7th President of the Philippine Olympic Committee
- In office 1997–1999
- Preceded by: Rene Cruz
- Succeeded by: Celso Dayrit

Personal details
- Born: Cristina Martinez Ramos
- Parent(s): Fidel V. Ramos Amelita Martinez

Association football career

International career
- Years: Team / Apps / (Gls)
- 1980–1986: Philippines

= Cristina Ramos-Jalasco =

Association football player

Cristina Martinez Ramos-Jalasco is a sports executive and former international footballer.

==Sporting career==
Ramos-Jalasco was the first President of the Philippine Ladies Football Association (PLFA) which was established in October 1980 in Baguio herself.

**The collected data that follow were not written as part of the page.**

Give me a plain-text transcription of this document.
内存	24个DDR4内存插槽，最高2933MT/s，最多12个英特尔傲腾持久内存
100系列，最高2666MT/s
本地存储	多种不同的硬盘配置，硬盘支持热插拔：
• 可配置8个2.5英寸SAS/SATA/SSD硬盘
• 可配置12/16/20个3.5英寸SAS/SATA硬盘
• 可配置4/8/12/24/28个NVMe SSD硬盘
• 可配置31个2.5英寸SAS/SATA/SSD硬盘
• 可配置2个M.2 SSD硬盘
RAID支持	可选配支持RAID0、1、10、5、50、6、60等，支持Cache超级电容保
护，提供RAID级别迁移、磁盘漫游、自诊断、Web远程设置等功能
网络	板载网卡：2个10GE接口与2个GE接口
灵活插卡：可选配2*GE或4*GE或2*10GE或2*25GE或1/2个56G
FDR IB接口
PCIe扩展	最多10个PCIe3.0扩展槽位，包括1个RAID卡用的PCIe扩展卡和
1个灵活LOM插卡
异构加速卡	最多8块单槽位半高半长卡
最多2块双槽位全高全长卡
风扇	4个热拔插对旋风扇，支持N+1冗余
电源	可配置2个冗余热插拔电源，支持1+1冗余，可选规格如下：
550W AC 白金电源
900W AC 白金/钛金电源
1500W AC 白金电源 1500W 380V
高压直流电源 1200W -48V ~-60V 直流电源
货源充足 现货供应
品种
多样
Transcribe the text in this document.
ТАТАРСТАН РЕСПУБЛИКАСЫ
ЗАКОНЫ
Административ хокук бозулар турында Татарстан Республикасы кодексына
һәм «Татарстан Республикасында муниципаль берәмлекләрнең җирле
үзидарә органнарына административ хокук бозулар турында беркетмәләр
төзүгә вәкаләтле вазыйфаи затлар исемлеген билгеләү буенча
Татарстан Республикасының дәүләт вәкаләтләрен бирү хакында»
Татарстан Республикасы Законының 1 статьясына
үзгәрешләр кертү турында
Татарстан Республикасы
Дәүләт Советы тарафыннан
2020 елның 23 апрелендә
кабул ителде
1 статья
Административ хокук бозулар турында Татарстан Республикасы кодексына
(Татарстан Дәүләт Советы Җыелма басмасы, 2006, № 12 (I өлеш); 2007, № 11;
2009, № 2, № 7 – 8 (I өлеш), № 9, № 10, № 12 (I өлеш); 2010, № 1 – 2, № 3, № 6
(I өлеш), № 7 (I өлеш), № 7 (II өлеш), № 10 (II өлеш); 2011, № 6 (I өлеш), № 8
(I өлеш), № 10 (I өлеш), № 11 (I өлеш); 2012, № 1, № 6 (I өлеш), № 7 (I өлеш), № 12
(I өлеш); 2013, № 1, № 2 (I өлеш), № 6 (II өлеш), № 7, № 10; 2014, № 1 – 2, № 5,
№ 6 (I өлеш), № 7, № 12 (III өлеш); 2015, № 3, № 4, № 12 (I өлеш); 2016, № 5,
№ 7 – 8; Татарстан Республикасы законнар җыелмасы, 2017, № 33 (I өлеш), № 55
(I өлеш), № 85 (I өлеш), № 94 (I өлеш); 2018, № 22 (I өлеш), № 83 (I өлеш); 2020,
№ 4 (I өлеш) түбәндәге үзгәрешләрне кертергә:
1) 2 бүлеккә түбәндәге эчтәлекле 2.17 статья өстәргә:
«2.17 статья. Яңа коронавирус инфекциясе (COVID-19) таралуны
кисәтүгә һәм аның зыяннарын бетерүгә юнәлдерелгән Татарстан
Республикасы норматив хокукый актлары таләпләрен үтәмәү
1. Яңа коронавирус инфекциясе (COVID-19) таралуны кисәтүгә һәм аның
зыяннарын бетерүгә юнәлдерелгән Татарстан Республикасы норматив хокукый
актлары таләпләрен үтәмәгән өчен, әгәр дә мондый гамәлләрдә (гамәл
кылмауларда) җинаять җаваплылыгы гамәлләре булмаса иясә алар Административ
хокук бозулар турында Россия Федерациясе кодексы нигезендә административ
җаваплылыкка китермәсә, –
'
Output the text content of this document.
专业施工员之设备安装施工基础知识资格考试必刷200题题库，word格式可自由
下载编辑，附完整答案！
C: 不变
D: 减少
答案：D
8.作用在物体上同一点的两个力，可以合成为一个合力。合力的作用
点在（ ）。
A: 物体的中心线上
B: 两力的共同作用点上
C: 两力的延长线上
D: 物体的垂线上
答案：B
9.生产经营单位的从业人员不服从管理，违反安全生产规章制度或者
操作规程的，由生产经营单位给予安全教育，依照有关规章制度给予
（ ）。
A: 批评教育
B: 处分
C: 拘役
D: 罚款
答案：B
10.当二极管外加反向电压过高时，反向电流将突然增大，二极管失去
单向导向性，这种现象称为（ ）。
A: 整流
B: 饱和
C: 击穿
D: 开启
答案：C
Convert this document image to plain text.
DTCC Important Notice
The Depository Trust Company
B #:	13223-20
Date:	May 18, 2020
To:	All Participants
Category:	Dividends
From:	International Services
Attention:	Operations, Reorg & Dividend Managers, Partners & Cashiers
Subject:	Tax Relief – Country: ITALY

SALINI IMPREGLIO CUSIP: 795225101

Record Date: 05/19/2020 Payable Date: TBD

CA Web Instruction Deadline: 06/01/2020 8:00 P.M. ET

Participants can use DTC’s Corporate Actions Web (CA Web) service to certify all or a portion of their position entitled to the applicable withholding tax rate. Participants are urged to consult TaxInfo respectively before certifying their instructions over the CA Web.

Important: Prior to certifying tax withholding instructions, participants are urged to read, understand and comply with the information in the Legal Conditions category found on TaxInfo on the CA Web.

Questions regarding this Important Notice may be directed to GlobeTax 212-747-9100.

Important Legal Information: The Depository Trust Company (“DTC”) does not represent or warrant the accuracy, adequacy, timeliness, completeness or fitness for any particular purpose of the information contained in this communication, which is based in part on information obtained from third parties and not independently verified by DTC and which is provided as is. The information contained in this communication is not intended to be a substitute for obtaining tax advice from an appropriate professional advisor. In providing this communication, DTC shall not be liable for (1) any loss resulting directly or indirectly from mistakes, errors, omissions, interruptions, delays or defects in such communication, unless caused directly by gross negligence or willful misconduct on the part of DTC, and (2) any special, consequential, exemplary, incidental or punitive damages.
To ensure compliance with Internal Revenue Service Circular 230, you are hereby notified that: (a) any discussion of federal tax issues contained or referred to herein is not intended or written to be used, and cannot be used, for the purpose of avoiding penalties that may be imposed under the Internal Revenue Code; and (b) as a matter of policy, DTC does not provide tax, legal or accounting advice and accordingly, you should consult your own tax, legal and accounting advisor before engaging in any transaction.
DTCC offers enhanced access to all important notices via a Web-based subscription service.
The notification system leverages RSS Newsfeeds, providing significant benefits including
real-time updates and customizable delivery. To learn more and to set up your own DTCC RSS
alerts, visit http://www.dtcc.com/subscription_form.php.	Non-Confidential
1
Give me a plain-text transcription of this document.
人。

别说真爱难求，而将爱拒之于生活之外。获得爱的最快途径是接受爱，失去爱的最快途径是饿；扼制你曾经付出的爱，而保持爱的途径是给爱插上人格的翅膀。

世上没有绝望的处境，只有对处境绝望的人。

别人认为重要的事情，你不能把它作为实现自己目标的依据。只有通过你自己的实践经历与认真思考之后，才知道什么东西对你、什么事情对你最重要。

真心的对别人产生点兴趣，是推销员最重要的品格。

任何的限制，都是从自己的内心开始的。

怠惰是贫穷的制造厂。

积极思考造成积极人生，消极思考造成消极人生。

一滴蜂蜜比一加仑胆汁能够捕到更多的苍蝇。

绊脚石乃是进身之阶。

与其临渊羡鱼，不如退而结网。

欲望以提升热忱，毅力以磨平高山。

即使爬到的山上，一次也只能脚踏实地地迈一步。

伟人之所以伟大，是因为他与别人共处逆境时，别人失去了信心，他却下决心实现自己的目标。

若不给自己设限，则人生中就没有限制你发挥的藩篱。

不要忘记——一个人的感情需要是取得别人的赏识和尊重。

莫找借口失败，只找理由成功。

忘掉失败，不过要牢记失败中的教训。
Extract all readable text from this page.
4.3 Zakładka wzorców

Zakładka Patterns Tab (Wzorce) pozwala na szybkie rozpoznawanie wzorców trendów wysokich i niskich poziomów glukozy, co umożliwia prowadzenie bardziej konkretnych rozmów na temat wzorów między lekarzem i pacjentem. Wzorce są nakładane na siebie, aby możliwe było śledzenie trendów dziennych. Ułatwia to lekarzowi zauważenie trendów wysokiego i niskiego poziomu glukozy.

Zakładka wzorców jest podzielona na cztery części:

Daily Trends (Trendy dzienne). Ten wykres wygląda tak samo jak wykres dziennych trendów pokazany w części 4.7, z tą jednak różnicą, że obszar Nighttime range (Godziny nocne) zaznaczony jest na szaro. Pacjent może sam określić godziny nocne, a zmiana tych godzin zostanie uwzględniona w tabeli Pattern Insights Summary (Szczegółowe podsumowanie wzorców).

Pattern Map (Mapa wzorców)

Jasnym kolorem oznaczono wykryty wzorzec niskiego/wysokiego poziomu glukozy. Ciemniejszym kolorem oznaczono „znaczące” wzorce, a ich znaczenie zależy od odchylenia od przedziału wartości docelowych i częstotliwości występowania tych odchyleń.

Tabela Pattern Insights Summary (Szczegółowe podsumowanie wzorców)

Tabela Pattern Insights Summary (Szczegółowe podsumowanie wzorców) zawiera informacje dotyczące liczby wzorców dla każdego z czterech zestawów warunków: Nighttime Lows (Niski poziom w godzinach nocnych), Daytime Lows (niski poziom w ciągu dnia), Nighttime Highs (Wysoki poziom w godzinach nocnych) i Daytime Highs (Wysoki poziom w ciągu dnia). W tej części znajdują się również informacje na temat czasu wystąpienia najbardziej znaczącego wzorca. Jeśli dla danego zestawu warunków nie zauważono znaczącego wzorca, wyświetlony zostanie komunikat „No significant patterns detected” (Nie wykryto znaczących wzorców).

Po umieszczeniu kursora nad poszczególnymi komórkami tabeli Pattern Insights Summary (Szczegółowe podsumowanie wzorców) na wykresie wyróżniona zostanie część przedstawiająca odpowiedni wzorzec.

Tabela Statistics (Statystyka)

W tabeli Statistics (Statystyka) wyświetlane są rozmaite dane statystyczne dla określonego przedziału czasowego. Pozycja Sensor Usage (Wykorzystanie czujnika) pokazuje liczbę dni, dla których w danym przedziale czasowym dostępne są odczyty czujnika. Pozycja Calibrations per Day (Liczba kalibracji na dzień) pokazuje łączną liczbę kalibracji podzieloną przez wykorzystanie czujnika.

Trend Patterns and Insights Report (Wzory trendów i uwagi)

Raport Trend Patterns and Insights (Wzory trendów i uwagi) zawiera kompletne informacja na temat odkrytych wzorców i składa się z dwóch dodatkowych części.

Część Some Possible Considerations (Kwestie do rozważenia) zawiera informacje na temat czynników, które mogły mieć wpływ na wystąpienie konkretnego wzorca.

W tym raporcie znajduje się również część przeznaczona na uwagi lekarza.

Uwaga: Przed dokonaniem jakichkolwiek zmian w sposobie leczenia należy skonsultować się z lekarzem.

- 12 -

The PLFA was later absorbed to the Philippine Football Federation.

She was a member of the Philippines national team from 1980 to 1986. She was the captain of the Edward Magallona-led squad at the 1981 AFC Women's Championship. She also led the team to a bronze medal finish at the 1985 Southeast Asian Games in the women's football event which was contested by only three teams.

She became involved in karate in 1992 and later became the Project Director of the Philippine Karate-do Federation.

Ramos-Jalasco was elected as the first female President of the Philippine Olympic Committee in November 1996 winning over her closest rival, Celso Dayrit by a single vote. She served the sports body from 1997 to 1999, when she was removed from the position following a leadership dispute. Her husband Godofredo Jalasco, then head of the Basketball Association of the Philippines was a part of an opposing faction which disputed her leadership.

By 2010, Ramos-Jalasco is involved with FIFA and the Asian Football Confederation as a committee member. She has also served as match commissioner since 2003 for various international football matches. She was the match commissioner of the 2010 FIFA U-20 Women's World Cup final between Germany and Nigeria.

==Personal life==
Ramos–Jalasco is the fourth child among five daughters. of former Philippine President Fidel V. Ramos and Amelita Ramos. She has three children with her husband, Godofredo Jalasco.